Der Koordinator der Bundesregierung für maritime Wirtschaft und Tourismus, Dr. Christoph Ploß, besucht vom 24. bis 27. August 2026 verschiedene Tourismus-Standorte in Sachsen. Er wird sich vor Ort einen Eindruck vom vielseitigen touristischen Angebot in Stadt und Land verschaffen und weitere Impulse für die Umsetzung der vor rund einem halben Jahr beschlossenen Nationalen Tourismusstrategie erhalten.
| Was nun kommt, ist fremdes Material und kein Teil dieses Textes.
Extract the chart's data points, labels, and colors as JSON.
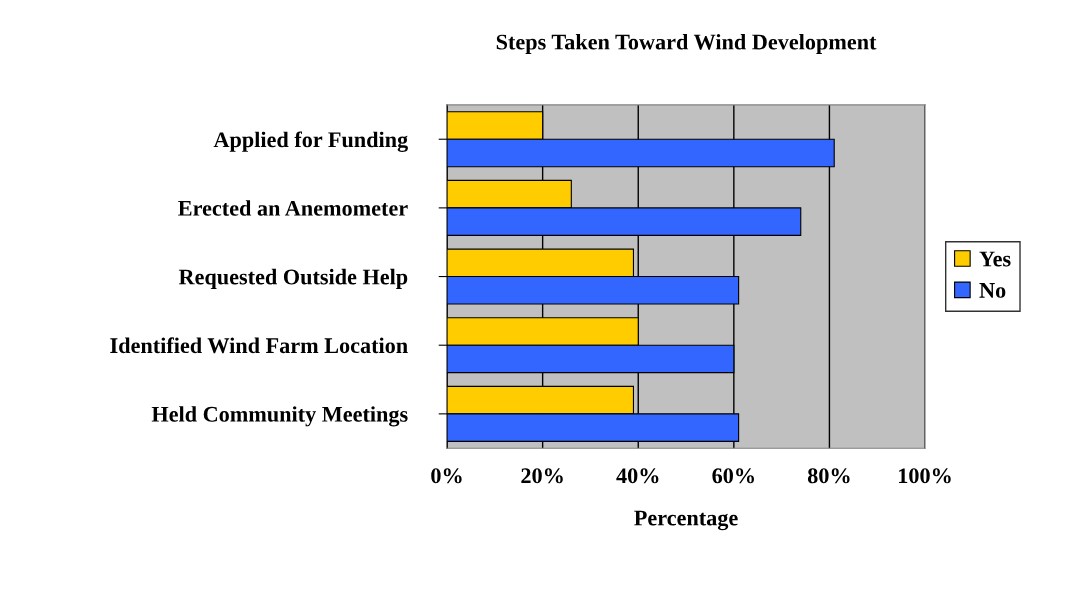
{
  "chart_data": {
    "type": "bar",
    "orientation": "horizontal",
    "title": "Steps Taken Toward Wind Development",
    "xlabel": "Percentage",
    "categories": [
      "Applied for Funding",
      "Erected an Anemometer",
      "Requested Outside Help",
      "Identified Wind Farm Location",
      "Held Community Meetings"
    ],
    "series": [
      {
        "name": "Yes",
        "color": "#ffcc00",
        "values": [
          20,
          26,
          39,
          40,
          39
        ]
      },
      {
        "name": "No",
        "color": "#3366ff",
        "values": [
          81,
          74,
          61,
          60,
          61
        ]
      }
    ],
    "xlim": [
      0,
      100
    ],
    "xticks": [
      {
        "value": 0,
        "label": "0%"
      },
      {
        "value": 20,
        "label": "20%"
      },
      {
        "value": 40,
        "label": "40%"
      },
      {
        "value": 60,
        "label": "60%"
      },
      {
        "value": 80,
        "label": "80%"
      },
      {
        "value": 100,
        "label": "100%"
      }
    ],
    "grid": "x",
    "legend": "right"
  }
}
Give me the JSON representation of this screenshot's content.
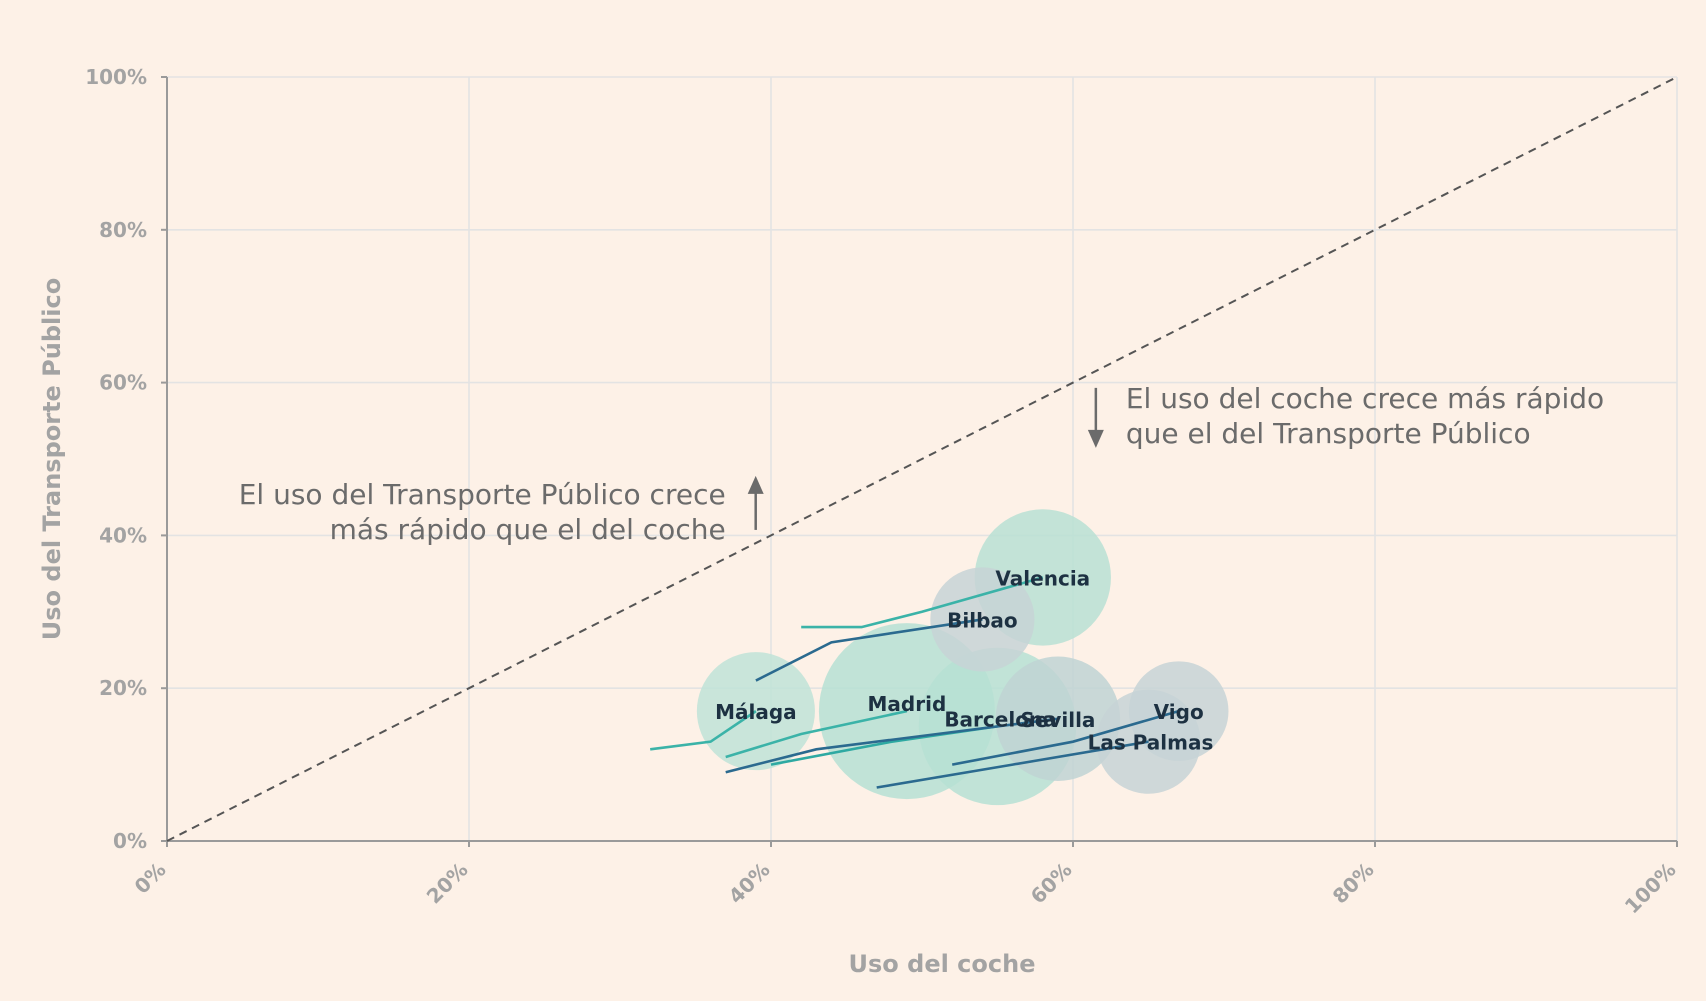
{
  "chart_data": {
    "type": "scatter",
    "title": "",
    "xlabel": "Uso del coche",
    "ylabel": "Uso del Transporte Público",
    "xlim": [
      0,
      100
    ],
    "ylim": [
      0,
      100
    ],
    "x_ticks": [
      "0%",
      "20%",
      "40%",
      "60%",
      "80%",
      "100%"
    ],
    "y_ticks": [
      "0%",
      "20%",
      "40%",
      "60%",
      "80%",
      "100%"
    ],
    "grid": true,
    "reference_line": {
      "style": "dashed",
      "from": [
        0,
        0
      ],
      "to": [
        100,
        100
      ]
    },
    "annotations": [
      {
        "lines": [
          "El uso del Transporte Público crece",
          "más rápido que el del coche"
        ],
        "arrow": "up",
        "anchor": [
          37,
          47
        ]
      },
      {
        "lines": [
          "El uso del coche crece más rápido",
          "que el del Transporte Público"
        ],
        "arrow": "down",
        "anchor": [
          63.5,
          58
        ]
      }
    ],
    "series": [
      {
        "name": "Valencia",
        "color": "#3bb3a8",
        "bubble_color": "#b8e1d4",
        "size": 0.6,
        "path": [
          [
            42,
            28
          ],
          [
            46,
            28
          ],
          [
            50,
            30
          ],
          [
            58,
            34.5
          ]
        ]
      },
      {
        "name": "Bilbao",
        "color": "#2b6a8f",
        "bubble_color": "#c7d3d6",
        "size": 0.35,
        "path": [
          [
            39,
            21
          ],
          [
            44,
            26
          ],
          [
            54,
            29
          ]
        ]
      },
      {
        "name": "Málaga",
        "color": "#3bb3a8",
        "bubble_color": "#bfe3d7",
        "size": 0.45,
        "path": [
          [
            32,
            12
          ],
          [
            36,
            13
          ],
          [
            39,
            17
          ]
        ]
      },
      {
        "name": "Madrid",
        "color": "#3bb3a8",
        "bubble_color": "#b6e0d3",
        "size": 1.0,
        "path": [
          [
            37,
            11
          ],
          [
            42,
            14
          ],
          [
            49,
            17
          ]
        ]
      },
      {
        "name": "Barcelona",
        "color": "#2ea9a2",
        "bubble_color": "#b6e0d3",
        "size": 0.8,
        "path": [
          [
            40,
            10
          ],
          [
            48,
            13
          ],
          [
            55,
            15
          ]
        ]
      },
      {
        "name": "Sevilla",
        "color": "#2b6a8f",
        "bubble_color": "#c0d4d4",
        "size": 0.5,
        "path": [
          [
            37,
            9
          ],
          [
            43,
            12
          ],
          [
            59,
            16
          ]
        ]
      },
      {
        "name": "Vigo",
        "color": "#2b6a8f",
        "bubble_color": "#c7d3d6",
        "size": 0.32,
        "path": [
          [
            52,
            10
          ],
          [
            60,
            13
          ],
          [
            67,
            17
          ]
        ]
      },
      {
        "name": "Las Palmas",
        "color": "#2b6a8f",
        "bubble_color": "#c7d3d6",
        "size": 0.35,
        "path": [
          [
            47,
            7
          ],
          [
            56,
            10
          ],
          [
            65,
            13
          ]
        ]
      }
    ]
  }
}
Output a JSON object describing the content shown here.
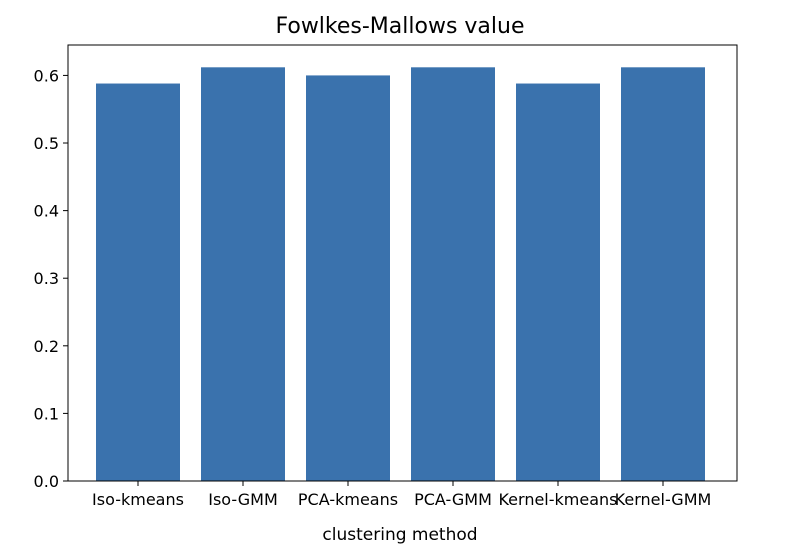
{
  "chart_data": {
    "type": "bar",
    "title": "Fowlkes-Mallows value",
    "xlabel": "clustering method",
    "ylabel": "",
    "categories": [
      "Iso-kmeans",
      "Iso-GMM",
      "PCA-kmeans",
      "PCA-GMM",
      "Kernel-kmeans",
      "Kernel-GMM"
    ],
    "values": [
      0.588,
      0.612,
      0.6,
      0.612,
      0.588,
      0.612
    ],
    "ylim": [
      0,
      0.645
    ],
    "yticks": [
      0.0,
      0.1,
      0.2,
      0.3,
      0.4,
      0.5,
      0.6
    ],
    "ytick_labels": [
      "0.0",
      "0.1",
      "0.2",
      "0.3",
      "0.4",
      "0.5",
      "0.6"
    ],
    "bar_color": "#3a72ad",
    "grid": false,
    "legend": "none"
  }
}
Der Koordinator der Bundesregierung für die maritime Wirtschaft und Tourismus, Dr. Christoph Ploß: „Natur-, Aktiv- und Kulturtourismus sind zentrale Wirtschafts- und Standortfaktoren in Sachsen. Der Tourismus lebt von der beeindruckenden natürlichen und kulturellen Vielfalt sowohl im urbanen als auch im ländlichen Raum, der Pflege von traditionellen Gütern und einer hohen Qualität der Angebote. Das Reiseland Sachsen prägt die Marke ‚Deutschland-Tourismus‘ ganz entscheidend mit. Gleichzeitig wird hier deutlich, wie wichtig eine funktionierende Verkehrsinfrastruktur ist.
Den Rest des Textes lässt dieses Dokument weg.